The Hornet

hornetI am on the phone with my aunt. She’s talking about work. Since I can never stay still while talking on the phone and my parents’ house is roughly the temperature of Mercury, I leave the house to pace our driveway.

It’s as I near the garage that I hear the most dreaded onamonapia a person in the country can hear. Buzz. Right next to my ear. Loudly. Again, buzz. Now it lingers in the near distance. Buzz.

There’s a specific reaction one has to a buzz. First, there’s panic. Manly, manly panic, coupled with an ever more masculine high-pitched wail of terror. Second, there’s a duel hand wave/flap around the head area to ensure that the vespine invader is not an immediate threat. The third step is to run away. Often this is done while still enacting the second step, so that if one’s neighbors were to see him at this time, they’d think he was reenacting a scene out of One Flew over the Cuckoo’s Nest.

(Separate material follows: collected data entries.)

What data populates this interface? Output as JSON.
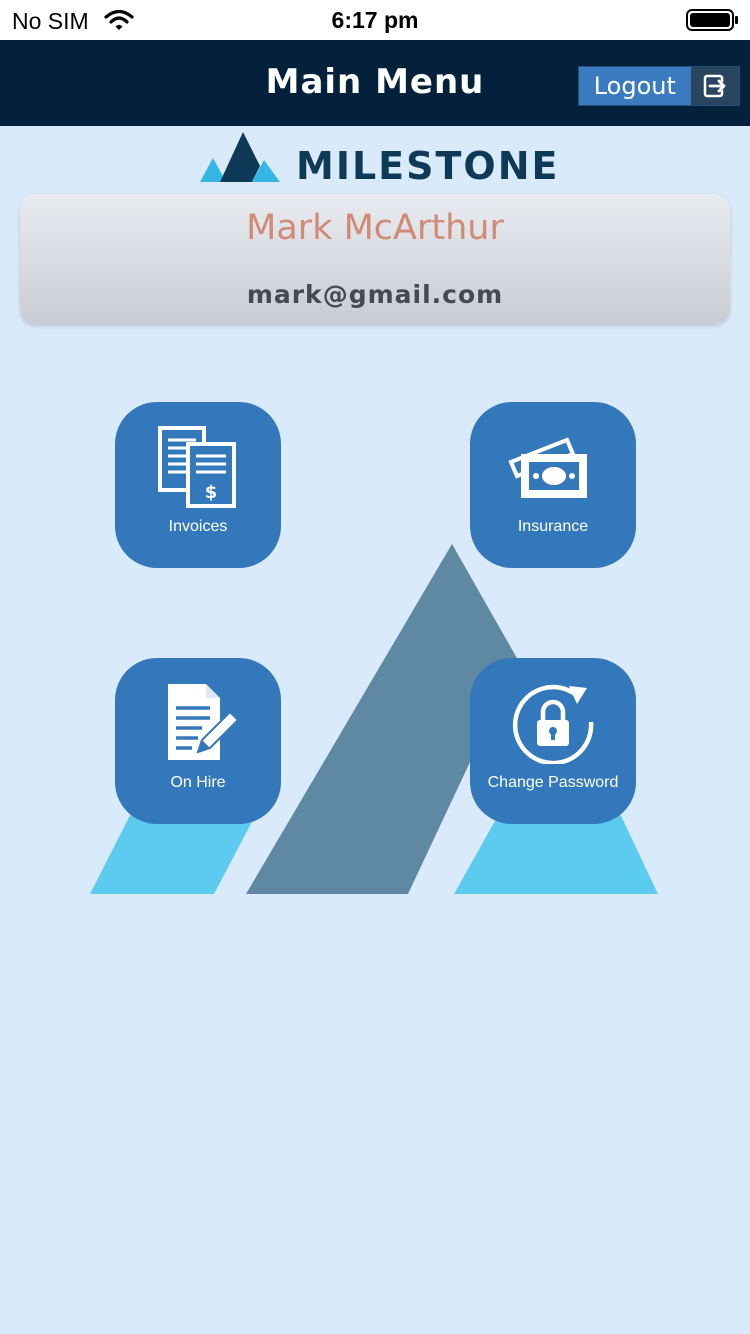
{
  "status_bar": {
    "carrier": "No SIM",
    "time": "6:17 pm"
  },
  "header": {
    "title": "Main Menu",
    "logout_label": "Logout"
  },
  "logo": {
    "text": "MILESTONE"
  },
  "profile": {
    "name": "Mark McArthur",
    "email": "mark@gmail.com"
  },
  "menu": {
    "items": [
      {
        "label": "Invoices",
        "icon": "invoices-icon"
      },
      {
        "label": "Insurance",
        "icon": "cash-icon"
      },
      {
        "label": "On Hire",
        "icon": "document-edit-icon"
      },
      {
        "label": "Change Password",
        "icon": "lock-refresh-icon"
      }
    ]
  },
  "colors": {
    "nav_background": "#03213a",
    "page_background": "#d9eafb",
    "tile_background": "#3478bc",
    "accent_light": "#5ccbf0",
    "name_color": "#d18b75"
  }
}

My neighbors are gifted this vision at this moment, if any of them has the good fortune to be watching. My aunt asks if everything is OK. I lie and say yes. My heart is palpitating. I stand on the porch fifteen feet away and scan the sky as if I were a gunner on the Akagi during the Battle of Midway.

I see it. It’s big and it’s flying in aggressive swoops near the front of the garage. It’s not a bee, it’s not a wasp, it’s a hornet.

I tell my aunt I love her and I have to hang up. And I go in the house to hide.

I love visiting my parents in the summer. It’s like having a time-out from life. No school. No students. Few worries. And other than trying to decipher the clouds of bullshit that Donald Trump spews into the air, there are no language concerns.

Part of the pleasure of visiting comes from the fact that my parents live in a big old country house in rural Pennsylvania. It’s quiet, calm, and removed from the hectic bustle that comes with living in a big(ish) city. Additionally, they are not in the far-removed suburbs; they’re on the Main Street of a small town. Their house is surrounded by trees and woods, but there’s still a coffee shop, a Target, and a Barnes and Noble nearby.

So it’s sort of like going to the country while not having to go to the country. I have wifi, I am not awakened by roosters. It’s perfect for a city rat like me, who still likes to pretend that he spends some time in the country. I go for walks on a nearby trail that starts next to some guy’s house, meanders through a light forest, and ends a few hundred yards away near a 7-11. By the time I get there I have earned a root beer Slurpee.

So the arrival of the hornet shakes me a bit. It’s an all too real invader. I have scurried inside and hidden from a relatively tiny creature. A tiny, scary, aggressive creature. As Lee once said when we stumbled upon a hornet near his house, “Let’s get away from here, these fuckers will sting you just to see what you’ll do.”

I feel at ease once inside, but the hornet won’t leave me alone. He repeatedly bangs himself against the screen door with audible thwaps. Finally it’s quiet and I figure he has given up and gone to attack some children. But then he grips onto the screen and tears, bites, and gnaws at it. Despite the fact that there is a screen, a glass window, and a door between the hornet and I, I am scared. This guy looks like he wants to kick my ass. This is personal. Have I somehow offended the hornet?

I shut the door. Now he’s really blocked. I breathe a sigh of relief.

I go to the window in the living room and switch on the air conditioning. A thwaping on the window makes me look outside and sure enough, there is my winged enemy. He’s now throwing himself against the screen and the window.  Typically I name things that scare me (Herman the Hyena, Jerry the Bathroom Spider), but I can’t bring myself to name this malicious creature.

It occurs to me that I might have to abandon the house. But he’s got the house surrounded somehow, so how will I get out?

As I collapse at the terrifying scenario of a hornet being outside of my house, I wonder if he’s here to teach me a lesson. About what? Who knows. Maybe he’s telling me not to claim that I am in some way a country dweller. Maybe he’s telling me to stop drinking root beer Slurpees. Oh, what I wouldn’t give for the hectic bustle of Prague. At least those threats I can cope with.

I look outside and verbally denounce my claim as a country boy to the hornet. He bites and gnaws for a while, but then deliberately takes off into the afternoon sky. My run-in with the hornet has made me more humble, wiser, more aware of my surroundings. Now that makes me feel like a country dweller.

I wait an hour, and then head to Target.